The Day is Dark takes Thóra out of the comfort of Iceland and into the harsh environment of Greenland when her now longtime significant other, Matthew, pitches a new job to her. 

It seems Matthew's employers stand to lose quite a bit of money when a contractor they backed is dangerously close to defaulting on a job. The company in question, Berg Technology, had been hired by a British mining company to gather data and begin work on an excavation site in a remote area of Greenland. Berg's position there has been plagued by problems, though, including the disappearance of two employees and now the abandonment of the work site by all but two men. When the men in question can no longer be contacted, the bank decides it's time to investigate. 

If this were your first read in the series (and they can most definitely be read out of order) you'd get a pretty good feel for Thóra very early on. In spite of the weirdness of the situation, the temptation of a "vacation" with Matthew is enough for her to say yes. And this holds true even after seeing a bizarre video that seems to indicate the two men left at the site have most definitely suffered a violent demise. She then proceeds to get drunk and pack a bag filled with a very Greenland inappropriate wardrobe.

That's our heroine. She's human and I do love her all the more for it.

Greenland is anything but romantic, especially when Thóra and team find bones strewn about the office. There's no sign to be found of the two men, the locals are anything but welcoming, and the Berg employees back in Iceland are not talking.

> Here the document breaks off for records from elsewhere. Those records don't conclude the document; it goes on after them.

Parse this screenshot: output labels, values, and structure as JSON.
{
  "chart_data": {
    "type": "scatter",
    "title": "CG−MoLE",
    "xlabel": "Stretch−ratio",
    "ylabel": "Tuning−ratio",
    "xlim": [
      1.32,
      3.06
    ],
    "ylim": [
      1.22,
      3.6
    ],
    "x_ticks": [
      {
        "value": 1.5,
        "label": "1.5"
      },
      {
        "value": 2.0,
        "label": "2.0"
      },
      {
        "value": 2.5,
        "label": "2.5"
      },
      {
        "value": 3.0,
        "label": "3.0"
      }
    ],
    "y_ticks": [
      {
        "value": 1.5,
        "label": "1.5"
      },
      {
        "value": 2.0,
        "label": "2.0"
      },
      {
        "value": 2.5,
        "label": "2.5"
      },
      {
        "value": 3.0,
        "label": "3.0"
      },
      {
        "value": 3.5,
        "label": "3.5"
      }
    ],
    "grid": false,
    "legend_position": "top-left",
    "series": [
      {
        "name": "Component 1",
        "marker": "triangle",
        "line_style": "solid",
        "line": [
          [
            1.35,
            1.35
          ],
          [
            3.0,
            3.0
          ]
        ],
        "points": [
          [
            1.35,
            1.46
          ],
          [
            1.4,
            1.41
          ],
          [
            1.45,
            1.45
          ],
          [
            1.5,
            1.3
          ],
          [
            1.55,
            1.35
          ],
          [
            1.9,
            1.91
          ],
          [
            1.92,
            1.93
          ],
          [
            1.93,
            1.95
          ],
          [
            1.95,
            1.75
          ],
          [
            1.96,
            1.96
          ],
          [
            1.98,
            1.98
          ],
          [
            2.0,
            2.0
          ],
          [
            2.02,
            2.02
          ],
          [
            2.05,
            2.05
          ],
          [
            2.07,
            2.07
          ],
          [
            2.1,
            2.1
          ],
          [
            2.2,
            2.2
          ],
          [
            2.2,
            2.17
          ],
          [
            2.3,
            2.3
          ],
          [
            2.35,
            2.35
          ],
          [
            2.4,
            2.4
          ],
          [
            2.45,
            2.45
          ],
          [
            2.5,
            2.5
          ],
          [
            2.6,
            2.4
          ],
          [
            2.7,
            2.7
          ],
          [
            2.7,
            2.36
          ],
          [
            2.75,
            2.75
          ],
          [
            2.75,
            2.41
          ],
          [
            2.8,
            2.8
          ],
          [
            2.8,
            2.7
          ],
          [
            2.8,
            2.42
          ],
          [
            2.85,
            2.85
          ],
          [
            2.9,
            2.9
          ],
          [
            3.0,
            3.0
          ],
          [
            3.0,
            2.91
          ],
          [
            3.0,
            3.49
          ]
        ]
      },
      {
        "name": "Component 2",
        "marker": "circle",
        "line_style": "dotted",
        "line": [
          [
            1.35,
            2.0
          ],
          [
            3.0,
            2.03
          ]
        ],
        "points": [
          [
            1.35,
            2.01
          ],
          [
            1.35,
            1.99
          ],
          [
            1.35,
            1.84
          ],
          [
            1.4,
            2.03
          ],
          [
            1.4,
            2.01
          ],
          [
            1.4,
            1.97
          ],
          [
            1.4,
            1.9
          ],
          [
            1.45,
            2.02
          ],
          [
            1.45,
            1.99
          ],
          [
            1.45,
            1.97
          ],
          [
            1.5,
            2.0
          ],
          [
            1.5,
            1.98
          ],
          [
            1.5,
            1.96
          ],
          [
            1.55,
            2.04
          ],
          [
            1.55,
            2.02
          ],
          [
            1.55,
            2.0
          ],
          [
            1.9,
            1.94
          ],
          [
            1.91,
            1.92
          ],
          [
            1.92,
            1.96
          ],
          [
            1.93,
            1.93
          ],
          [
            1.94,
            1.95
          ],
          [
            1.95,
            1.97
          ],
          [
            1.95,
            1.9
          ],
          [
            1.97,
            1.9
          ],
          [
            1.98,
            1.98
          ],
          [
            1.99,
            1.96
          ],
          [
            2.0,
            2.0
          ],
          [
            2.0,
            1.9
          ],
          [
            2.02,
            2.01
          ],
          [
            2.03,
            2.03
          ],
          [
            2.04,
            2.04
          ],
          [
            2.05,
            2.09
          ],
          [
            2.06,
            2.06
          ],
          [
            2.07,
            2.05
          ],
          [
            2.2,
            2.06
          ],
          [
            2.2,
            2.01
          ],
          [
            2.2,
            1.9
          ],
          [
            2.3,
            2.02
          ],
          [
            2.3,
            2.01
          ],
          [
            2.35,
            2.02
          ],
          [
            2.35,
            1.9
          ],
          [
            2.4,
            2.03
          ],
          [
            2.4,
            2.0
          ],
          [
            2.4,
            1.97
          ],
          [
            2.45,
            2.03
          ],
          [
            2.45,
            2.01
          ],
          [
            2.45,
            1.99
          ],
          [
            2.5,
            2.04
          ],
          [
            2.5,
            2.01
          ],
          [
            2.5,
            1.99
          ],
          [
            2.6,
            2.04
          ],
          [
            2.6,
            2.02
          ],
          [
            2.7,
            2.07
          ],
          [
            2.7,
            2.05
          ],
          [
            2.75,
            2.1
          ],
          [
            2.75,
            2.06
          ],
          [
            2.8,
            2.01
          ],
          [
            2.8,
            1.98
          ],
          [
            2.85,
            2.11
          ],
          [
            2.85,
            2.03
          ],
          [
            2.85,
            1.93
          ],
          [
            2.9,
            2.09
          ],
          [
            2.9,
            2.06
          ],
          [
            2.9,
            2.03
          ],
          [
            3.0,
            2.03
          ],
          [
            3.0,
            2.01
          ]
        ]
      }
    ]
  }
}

I was going to say that unlike the others The Day is Dark is not based in actual Icelandic (or in this case Greenlandic) history, but that's not quite true. It's certainly inspired by actual history though it's not reflective of any particular or specific history as the others are. It's still quite fun and the setting makes it an especially chilling read (literally and figuratively!).

Rating: 4/5

The fifth book in the series, Someone to Watch Over Me, hit shelves earlier this year and is next up in my TBR. Book six in the series, The Silence of the Sea, is due out in February and I've also got Sigurdardóttir's very newly released (in the UK) standalone, The Undesired, currently waiting in my Christmas wish list. Sigurdardóttir has one additional title available here in the States, last year's standalone I Remember You. You can read my review of that one here.